UPS drivers and accidents
The overwhelming majority of deliveries conclude without any incidents. However, statistics reveal that UPS trucks do become involved in accidents. One study showed that more than 2,300 accidents occurred between 2017 and 2019, resulting in more than 50 fatalities. While the odds of a UPS truck causing an accident are low, accidents happen. Sometimes, they result in a person’s death.
When negligence factors into an accident, the negligent party may become liable for medical expenses, lost wages, and pain and suffering experienced by the victim. Even a company as massive as UPS does not have immunity from basic tort laws.
Issues surrounding UPS truck accidents
Not every mishap might be a driver’s fault, but worker negligence could factor into an incident.

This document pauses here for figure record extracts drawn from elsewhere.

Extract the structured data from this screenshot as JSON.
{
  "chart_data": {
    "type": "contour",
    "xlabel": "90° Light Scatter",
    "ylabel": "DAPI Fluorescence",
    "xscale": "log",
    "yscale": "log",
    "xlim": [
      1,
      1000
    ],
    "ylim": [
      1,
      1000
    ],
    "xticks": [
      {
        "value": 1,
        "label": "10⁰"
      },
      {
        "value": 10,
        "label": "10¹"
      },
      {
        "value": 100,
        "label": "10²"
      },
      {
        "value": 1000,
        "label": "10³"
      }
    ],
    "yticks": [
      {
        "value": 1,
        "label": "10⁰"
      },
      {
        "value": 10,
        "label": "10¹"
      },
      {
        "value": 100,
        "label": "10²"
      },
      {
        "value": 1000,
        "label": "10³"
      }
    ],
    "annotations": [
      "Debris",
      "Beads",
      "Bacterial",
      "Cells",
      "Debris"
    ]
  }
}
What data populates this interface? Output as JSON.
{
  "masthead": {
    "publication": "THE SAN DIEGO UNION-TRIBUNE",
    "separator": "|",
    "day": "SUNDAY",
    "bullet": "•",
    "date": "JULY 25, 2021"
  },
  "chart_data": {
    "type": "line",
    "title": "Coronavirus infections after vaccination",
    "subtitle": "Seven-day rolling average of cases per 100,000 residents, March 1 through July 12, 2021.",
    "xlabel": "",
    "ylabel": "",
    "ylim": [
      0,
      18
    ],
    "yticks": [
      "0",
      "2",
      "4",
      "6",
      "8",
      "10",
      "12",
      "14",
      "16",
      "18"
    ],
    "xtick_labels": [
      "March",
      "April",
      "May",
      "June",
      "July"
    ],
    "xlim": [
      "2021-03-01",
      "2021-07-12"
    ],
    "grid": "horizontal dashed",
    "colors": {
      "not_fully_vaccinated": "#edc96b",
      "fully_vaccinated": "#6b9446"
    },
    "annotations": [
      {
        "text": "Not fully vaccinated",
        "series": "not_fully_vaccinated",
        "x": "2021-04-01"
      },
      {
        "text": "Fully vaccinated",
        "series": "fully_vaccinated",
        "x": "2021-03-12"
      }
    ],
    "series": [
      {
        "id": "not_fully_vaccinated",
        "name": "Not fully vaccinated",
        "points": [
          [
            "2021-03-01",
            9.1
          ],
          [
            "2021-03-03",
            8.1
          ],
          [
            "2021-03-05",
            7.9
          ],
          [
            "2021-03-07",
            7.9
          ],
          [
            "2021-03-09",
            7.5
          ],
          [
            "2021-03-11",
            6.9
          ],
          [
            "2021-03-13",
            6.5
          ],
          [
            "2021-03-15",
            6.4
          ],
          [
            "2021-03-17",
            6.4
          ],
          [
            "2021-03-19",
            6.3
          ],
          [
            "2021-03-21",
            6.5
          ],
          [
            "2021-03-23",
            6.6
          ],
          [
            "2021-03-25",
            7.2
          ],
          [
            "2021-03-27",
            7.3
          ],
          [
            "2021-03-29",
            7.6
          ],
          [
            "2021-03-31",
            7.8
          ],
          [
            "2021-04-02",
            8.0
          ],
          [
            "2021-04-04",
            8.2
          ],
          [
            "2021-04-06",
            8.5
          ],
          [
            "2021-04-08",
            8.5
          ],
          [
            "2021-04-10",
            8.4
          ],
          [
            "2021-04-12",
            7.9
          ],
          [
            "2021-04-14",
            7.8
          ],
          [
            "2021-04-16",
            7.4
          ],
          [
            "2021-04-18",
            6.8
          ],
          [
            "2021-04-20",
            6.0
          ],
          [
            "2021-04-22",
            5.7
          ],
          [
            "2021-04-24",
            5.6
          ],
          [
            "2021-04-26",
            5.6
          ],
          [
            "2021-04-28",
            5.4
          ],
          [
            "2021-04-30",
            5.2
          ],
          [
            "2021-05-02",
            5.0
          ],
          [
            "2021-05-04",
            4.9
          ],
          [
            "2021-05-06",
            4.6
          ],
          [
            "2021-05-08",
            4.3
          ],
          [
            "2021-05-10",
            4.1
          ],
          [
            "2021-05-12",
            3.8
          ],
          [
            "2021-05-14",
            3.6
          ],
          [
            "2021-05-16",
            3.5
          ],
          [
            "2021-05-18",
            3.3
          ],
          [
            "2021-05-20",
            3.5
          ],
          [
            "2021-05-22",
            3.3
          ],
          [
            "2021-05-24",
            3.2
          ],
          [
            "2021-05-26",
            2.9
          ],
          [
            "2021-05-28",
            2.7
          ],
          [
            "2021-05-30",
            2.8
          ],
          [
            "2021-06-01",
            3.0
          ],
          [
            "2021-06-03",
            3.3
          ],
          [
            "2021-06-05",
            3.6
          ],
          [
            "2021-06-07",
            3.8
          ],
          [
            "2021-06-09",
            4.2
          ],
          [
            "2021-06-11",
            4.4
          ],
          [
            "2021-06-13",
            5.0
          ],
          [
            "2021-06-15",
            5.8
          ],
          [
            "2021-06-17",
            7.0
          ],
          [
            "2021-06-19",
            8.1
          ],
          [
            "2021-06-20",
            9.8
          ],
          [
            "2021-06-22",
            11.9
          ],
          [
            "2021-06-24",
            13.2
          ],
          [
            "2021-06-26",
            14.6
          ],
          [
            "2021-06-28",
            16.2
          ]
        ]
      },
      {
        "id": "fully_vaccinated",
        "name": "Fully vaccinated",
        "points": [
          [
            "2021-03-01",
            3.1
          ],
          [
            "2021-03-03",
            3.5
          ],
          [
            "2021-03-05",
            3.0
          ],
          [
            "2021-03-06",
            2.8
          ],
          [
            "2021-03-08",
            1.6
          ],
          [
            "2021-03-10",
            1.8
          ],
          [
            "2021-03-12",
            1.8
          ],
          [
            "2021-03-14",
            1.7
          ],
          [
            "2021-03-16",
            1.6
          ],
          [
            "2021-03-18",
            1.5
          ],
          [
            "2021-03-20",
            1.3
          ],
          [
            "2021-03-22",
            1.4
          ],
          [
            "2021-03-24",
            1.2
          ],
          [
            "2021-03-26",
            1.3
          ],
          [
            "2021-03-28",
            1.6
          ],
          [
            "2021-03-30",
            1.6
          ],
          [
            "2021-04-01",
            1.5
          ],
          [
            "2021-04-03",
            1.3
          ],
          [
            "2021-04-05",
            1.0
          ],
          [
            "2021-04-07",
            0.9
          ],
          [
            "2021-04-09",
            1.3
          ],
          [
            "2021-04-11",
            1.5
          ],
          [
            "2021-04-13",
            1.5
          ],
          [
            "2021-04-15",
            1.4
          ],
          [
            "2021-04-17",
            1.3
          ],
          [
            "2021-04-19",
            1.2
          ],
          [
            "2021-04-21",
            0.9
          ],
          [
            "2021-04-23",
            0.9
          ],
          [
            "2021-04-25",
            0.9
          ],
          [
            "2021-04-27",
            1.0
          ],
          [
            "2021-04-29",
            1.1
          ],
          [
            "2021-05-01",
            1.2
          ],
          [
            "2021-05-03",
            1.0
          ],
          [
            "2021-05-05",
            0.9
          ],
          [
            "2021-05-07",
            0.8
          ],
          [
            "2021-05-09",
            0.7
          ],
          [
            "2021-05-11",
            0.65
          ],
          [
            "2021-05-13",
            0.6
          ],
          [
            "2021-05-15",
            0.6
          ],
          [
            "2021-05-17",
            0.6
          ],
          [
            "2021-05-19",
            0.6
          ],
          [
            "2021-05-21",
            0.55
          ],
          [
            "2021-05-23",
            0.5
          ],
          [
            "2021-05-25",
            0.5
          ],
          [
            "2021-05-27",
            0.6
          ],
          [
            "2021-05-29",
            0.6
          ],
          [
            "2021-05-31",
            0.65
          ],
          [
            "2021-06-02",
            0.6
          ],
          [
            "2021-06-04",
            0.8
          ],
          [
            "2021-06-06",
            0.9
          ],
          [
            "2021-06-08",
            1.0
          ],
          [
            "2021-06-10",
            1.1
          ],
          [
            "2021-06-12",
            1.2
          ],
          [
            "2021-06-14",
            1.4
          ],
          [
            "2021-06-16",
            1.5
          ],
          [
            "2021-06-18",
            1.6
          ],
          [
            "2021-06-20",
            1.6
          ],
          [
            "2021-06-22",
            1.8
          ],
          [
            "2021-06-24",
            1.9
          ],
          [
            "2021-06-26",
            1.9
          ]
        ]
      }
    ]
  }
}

For example, UPS truck drivers must follow regulations regarding “hours of service.” Truck drivers may only work up to a maximum number of hours per day and must follow mandatory breaks. When a driver fails to comply and causes an accident due to drowsiness, the injured party may have a strong negligence case.
Poor maintenance may also factor into accidents. If a mechanically unsound truck hits the road, UPS may face liability claims for any accidents. These accidents could lead to personal injury suits as victims seek compensation from UPS or a settlement from an active insurance policy.
An attorney may help an injured client take action after a truck accident. The attorney might suggest suing multiple parties if several others contributed to the accident, such as mechanics, parts manufacturers and more.